Nonetheless, they were able to doggedly track down the culprit mutant gene to the never-before-studied mutant version of the Foxp3 gene.

Brunkow and Ramsdell were able to demonstrate backwards and forwards that this was the real thing (all of the mutant mice showed this mutation, and producing transgenic mice with increasing copy numbers of the normal-wild-type Foxp3 gene showed progressive rescue of the autoimmune phenotype).

Shortly afterwards, Brunkow and Ramsdell showed that a severe human autoimmune disorder (IPEX) showed the same sort of mutation in the human homolog of the same gene.

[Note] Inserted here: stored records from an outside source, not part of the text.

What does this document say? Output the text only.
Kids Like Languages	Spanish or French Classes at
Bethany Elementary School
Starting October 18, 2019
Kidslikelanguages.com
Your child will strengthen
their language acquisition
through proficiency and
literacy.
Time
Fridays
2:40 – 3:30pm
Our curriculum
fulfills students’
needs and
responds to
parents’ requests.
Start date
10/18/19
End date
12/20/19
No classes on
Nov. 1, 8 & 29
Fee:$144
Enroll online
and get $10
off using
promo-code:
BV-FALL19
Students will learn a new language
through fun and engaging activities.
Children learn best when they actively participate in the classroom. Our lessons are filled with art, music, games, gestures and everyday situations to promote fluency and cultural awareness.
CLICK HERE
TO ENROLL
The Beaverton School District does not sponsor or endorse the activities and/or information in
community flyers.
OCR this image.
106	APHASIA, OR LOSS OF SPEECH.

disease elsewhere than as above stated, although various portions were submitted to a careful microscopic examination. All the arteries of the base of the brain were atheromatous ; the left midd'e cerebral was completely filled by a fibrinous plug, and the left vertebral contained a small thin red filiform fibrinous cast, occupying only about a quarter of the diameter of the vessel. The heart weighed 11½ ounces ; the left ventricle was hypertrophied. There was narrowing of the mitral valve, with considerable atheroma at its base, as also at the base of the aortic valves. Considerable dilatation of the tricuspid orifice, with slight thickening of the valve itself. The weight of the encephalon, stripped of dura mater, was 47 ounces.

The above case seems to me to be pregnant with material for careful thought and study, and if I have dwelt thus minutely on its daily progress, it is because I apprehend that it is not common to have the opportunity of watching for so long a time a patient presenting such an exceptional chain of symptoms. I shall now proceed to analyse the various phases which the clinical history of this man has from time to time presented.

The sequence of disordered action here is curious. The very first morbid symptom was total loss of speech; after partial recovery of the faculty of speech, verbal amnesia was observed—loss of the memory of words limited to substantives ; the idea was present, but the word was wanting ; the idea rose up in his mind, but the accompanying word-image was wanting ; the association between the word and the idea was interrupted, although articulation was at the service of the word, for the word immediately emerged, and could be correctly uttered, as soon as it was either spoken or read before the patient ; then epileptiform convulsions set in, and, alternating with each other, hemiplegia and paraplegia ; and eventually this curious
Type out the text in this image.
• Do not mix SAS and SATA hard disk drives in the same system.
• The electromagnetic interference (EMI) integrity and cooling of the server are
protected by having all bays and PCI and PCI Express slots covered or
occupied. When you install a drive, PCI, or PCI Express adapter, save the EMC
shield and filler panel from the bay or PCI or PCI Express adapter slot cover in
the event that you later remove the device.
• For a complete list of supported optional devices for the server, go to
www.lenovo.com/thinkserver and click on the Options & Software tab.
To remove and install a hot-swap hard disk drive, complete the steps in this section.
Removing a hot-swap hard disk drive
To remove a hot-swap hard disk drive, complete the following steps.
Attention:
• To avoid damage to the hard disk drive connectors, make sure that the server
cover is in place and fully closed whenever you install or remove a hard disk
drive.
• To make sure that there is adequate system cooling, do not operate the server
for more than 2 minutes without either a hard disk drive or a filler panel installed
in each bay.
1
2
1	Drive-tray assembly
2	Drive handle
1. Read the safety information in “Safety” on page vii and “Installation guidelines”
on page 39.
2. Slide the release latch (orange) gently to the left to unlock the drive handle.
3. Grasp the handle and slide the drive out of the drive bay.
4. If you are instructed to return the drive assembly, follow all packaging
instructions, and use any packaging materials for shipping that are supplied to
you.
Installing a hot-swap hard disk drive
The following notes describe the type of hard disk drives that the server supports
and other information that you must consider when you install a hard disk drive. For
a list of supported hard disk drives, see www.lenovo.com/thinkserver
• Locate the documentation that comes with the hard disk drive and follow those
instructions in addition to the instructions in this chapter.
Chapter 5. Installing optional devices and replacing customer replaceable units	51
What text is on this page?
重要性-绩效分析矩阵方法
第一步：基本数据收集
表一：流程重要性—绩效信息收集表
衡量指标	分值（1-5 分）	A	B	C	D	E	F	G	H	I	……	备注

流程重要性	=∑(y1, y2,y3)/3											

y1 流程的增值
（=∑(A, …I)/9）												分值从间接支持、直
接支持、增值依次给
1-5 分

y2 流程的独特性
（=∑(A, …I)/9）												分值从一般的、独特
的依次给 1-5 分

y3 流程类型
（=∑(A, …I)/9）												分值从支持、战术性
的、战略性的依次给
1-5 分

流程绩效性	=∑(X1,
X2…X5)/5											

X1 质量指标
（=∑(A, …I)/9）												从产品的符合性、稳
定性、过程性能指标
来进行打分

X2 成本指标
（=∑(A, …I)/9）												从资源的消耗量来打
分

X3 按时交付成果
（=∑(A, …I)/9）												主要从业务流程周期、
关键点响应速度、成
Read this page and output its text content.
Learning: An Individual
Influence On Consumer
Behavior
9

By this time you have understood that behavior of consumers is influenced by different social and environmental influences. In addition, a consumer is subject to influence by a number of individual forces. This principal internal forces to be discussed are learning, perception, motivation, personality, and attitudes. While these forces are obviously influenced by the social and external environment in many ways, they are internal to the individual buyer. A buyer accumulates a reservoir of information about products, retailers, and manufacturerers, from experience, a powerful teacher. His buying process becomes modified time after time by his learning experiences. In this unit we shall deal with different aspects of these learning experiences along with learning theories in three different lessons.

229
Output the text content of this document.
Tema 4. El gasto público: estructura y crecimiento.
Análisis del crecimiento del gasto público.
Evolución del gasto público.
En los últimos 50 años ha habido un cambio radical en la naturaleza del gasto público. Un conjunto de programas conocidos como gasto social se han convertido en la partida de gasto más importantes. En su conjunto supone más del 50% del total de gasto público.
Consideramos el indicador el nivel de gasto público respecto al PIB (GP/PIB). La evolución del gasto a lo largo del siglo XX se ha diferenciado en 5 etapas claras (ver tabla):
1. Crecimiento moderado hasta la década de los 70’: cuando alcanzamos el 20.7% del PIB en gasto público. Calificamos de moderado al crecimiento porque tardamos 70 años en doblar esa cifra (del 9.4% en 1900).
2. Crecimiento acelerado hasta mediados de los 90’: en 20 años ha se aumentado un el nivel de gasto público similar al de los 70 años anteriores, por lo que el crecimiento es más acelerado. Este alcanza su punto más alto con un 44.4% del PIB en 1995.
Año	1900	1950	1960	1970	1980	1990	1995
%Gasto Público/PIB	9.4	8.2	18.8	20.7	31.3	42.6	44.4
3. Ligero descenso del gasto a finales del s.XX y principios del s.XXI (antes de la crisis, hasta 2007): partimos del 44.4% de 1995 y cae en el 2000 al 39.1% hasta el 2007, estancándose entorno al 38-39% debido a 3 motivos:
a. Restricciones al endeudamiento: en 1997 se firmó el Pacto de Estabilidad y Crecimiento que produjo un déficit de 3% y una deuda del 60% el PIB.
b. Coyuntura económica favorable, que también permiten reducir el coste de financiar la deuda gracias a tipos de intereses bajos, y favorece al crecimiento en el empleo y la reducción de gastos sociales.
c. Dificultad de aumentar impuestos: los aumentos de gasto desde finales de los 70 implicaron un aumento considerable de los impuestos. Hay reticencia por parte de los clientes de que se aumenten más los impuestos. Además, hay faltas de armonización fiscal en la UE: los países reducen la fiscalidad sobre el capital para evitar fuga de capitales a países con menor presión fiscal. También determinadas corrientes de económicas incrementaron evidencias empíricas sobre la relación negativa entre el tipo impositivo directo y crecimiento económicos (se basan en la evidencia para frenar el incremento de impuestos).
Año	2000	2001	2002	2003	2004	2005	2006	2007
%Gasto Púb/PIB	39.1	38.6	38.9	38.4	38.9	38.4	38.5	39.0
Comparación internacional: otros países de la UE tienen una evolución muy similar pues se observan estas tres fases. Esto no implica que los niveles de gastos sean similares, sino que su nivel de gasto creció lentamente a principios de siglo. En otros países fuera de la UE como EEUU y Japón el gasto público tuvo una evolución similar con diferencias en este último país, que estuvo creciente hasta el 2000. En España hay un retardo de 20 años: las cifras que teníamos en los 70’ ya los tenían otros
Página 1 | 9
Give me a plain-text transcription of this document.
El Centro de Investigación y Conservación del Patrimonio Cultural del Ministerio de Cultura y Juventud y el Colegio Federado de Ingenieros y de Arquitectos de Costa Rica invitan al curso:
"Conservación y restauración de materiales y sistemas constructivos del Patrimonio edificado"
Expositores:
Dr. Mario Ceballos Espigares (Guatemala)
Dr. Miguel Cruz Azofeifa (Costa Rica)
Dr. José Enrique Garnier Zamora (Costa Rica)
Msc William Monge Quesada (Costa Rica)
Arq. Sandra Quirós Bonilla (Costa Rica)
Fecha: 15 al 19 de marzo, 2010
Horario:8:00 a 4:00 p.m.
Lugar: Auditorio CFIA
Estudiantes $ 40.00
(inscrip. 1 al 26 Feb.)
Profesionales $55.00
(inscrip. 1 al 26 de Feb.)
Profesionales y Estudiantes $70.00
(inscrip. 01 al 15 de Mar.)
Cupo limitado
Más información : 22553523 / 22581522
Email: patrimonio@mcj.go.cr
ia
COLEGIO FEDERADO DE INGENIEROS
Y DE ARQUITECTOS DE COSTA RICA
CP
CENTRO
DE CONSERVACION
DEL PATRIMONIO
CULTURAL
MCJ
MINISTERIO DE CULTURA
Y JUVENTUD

Then, in 2003, Sakaguchi’s group and others showed that healthy versions of the Foxp3 gene were crucial to the function of the regulatory T cells they had previously discovered.

Everything lined up. There really is a peripheral component to immune tolerance, as Sakaguchi originally suggested in the 1980s — it’s not all up to the thymus, important though that organ is.

This is a very solid story of science at its best, expressed in the imagination and dogged persistence of the three laureates.

They laid a firm foundation for modern day immunology and opened the way to exploring entirely novel ways to treat autoimmune diseases such as multiple sclerosis more effectively and safely, Type 1 diabetes mellitus, Crohn’s disease, ulcerative colitis as well as creating new avenues for preventing rejection of organ transplants, treating cancer and allergies such as the all too common and dangerous peanut allergy.

Congratulations to the laureates and the insight and wisdom of the Nobel committee in choosing to highlight this subject in a very complicated field, of which I’ve barely hinted in this essay and learned so much in the process.

Dr. William Brown is a professor of neurology at McMaster University and co-founder of the InfoHealth series at the Niagara-on-the-Lake Public Library.